最初に initialize(config)を呼び出して下さい。 sourcesなどのフィールドの初期化を行ないます。
また、 protectedメソッドの void loadContents()を呼んで下さい。 ソースファイルなどをダウンロードして配備します。
ファイルをセーブします。
protectedメソッドの File saveContents(String path, String contents) を使用して、実際にファイル内容をファイルシステムに保存します。

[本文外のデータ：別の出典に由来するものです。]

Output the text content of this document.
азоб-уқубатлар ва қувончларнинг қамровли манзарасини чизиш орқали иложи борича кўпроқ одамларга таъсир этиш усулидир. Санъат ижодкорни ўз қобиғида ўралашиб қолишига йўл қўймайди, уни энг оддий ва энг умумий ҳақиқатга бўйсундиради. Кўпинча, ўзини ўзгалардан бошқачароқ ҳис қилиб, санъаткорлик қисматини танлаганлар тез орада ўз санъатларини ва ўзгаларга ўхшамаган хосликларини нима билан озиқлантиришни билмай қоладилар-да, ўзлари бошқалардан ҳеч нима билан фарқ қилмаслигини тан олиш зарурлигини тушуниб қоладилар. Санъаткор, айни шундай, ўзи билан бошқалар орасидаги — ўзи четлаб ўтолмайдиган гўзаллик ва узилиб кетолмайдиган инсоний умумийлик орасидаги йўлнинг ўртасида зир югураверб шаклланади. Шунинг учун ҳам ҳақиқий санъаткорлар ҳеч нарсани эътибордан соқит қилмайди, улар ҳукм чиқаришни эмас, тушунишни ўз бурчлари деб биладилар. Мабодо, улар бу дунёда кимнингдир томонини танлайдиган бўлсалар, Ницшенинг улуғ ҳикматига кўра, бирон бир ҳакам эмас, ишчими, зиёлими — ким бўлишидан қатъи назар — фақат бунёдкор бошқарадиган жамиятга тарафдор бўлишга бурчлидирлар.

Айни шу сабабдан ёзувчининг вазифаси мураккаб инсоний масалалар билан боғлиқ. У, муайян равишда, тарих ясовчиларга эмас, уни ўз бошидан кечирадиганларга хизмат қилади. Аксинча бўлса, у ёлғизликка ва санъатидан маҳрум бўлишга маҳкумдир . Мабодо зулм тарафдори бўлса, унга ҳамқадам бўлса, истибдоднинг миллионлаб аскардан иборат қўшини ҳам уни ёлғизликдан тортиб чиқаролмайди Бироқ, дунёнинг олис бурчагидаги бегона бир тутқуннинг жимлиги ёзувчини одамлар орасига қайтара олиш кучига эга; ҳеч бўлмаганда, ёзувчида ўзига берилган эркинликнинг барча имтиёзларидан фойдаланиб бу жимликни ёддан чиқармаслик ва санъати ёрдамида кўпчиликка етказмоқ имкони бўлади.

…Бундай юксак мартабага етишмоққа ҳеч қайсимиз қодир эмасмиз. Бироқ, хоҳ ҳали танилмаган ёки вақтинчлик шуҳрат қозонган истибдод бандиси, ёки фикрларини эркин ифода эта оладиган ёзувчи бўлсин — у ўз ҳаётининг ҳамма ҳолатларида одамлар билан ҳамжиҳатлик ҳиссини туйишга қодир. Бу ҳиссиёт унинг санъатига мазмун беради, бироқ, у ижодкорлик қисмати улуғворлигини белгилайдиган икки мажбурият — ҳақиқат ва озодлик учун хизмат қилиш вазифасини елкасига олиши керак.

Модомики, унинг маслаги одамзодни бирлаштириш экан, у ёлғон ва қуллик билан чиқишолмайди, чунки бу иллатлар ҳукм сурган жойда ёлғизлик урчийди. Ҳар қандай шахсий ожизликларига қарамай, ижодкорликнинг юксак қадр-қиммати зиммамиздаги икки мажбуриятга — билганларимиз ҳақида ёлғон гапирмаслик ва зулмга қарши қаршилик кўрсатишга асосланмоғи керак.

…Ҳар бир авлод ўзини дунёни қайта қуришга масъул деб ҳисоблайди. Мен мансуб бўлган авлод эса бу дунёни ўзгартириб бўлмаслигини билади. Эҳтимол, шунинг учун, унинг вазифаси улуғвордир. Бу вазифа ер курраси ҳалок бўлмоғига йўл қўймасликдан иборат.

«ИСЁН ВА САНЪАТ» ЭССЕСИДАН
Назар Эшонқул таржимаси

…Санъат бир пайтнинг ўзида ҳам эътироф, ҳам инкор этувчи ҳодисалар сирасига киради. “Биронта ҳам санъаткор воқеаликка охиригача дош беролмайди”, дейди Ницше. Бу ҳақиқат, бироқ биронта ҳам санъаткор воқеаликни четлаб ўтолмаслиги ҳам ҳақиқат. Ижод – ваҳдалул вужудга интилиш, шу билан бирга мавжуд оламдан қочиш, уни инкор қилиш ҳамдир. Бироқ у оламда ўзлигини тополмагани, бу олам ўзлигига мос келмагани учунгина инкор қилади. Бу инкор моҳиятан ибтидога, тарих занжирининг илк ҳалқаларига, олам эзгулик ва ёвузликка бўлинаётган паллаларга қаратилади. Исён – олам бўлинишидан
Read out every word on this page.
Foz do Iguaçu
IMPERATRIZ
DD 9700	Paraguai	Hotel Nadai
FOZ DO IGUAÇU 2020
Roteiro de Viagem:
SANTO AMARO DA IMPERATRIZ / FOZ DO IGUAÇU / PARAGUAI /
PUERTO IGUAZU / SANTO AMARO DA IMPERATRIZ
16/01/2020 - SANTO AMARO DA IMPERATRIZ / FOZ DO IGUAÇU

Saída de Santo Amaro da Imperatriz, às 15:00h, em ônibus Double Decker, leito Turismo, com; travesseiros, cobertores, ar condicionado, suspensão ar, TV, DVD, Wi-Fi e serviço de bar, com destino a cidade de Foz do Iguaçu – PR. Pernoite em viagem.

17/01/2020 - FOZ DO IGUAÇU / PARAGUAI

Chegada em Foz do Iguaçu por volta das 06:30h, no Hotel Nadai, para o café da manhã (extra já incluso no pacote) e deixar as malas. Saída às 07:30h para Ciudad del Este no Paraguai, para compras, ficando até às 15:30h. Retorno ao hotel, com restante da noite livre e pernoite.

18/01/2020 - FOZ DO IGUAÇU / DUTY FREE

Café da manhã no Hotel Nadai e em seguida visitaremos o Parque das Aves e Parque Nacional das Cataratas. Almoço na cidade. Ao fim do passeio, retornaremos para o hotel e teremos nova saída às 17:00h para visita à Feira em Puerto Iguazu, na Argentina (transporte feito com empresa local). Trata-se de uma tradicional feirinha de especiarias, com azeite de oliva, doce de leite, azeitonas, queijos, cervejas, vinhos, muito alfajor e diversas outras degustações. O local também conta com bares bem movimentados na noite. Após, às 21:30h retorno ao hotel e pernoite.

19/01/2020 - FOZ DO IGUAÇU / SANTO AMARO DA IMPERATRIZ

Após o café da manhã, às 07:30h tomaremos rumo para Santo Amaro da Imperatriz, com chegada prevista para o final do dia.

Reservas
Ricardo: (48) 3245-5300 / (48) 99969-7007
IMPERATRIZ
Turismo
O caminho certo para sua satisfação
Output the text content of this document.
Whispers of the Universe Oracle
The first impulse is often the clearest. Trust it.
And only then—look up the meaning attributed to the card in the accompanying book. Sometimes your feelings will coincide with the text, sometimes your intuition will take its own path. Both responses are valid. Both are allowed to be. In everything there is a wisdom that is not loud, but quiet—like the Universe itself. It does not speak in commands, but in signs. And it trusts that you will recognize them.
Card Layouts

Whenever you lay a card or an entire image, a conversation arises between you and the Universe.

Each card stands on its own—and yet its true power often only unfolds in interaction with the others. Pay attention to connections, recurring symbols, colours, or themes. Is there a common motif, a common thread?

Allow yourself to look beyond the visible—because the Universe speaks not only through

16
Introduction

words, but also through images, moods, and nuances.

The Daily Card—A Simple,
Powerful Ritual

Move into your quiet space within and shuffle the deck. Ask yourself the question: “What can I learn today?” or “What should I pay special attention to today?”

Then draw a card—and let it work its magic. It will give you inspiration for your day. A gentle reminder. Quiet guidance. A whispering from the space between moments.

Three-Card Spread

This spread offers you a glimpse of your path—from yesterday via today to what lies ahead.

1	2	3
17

その後、コンパイラー方式の処理系の場合は、 ここでコンパイルを行なって下さい。インタプリター方式の処理系の場合は、 リロードして下さい。
コンパイル時にエラーメッセージなどが出たときは、 戻り値として返して下さい。エラーがなければ nullを返して下さい。
セッションの開始にパスワードが必要かどうかを示します。 false以外を返す場合はオーバーライドする必要があります。
SSHなどを使用して、実行の前に認証が必要なコンテキストは、 このメソッドでログインします。 また、インタプリター方式の場合はrun()を呼び出して、 インタプリターを起動して下さい。
SSHなどを使用して、実行の前に認証が必要なコンテキストは、 このメソッドでログアウトします。
インタプリター方式の場合は、インタプリターを起動します。
コンパイラー方式の処理系はプログラムを指定された引数で実行します。
このメソッドは Session/Run サーブレットから使用されます。
通常、 Runtime.getRuntime.exec(String[] cmdarray, String[] envp, File dir)メソッドや ProcessBuilderクラスを使って、外部プロセスとして実行します。
コンパイラー方式の処理系はプログラムを指定された引数で実行します。
インタプリター方式の場合は、通常使用しません。
このメソッドは Session/Exec サーブレットから使用されます。
現在のステータスを返します。どのようなステータスを返すかは、 コンテキストの作者の裁量に任されますが、 runningという現在プログラムが実行中かどうかを示すプロパティーは、 必ず含めて下さい。
テストの方法は、 「WappenLite バックエンドのテスト実行と配備」の「テストの方法」を見てください。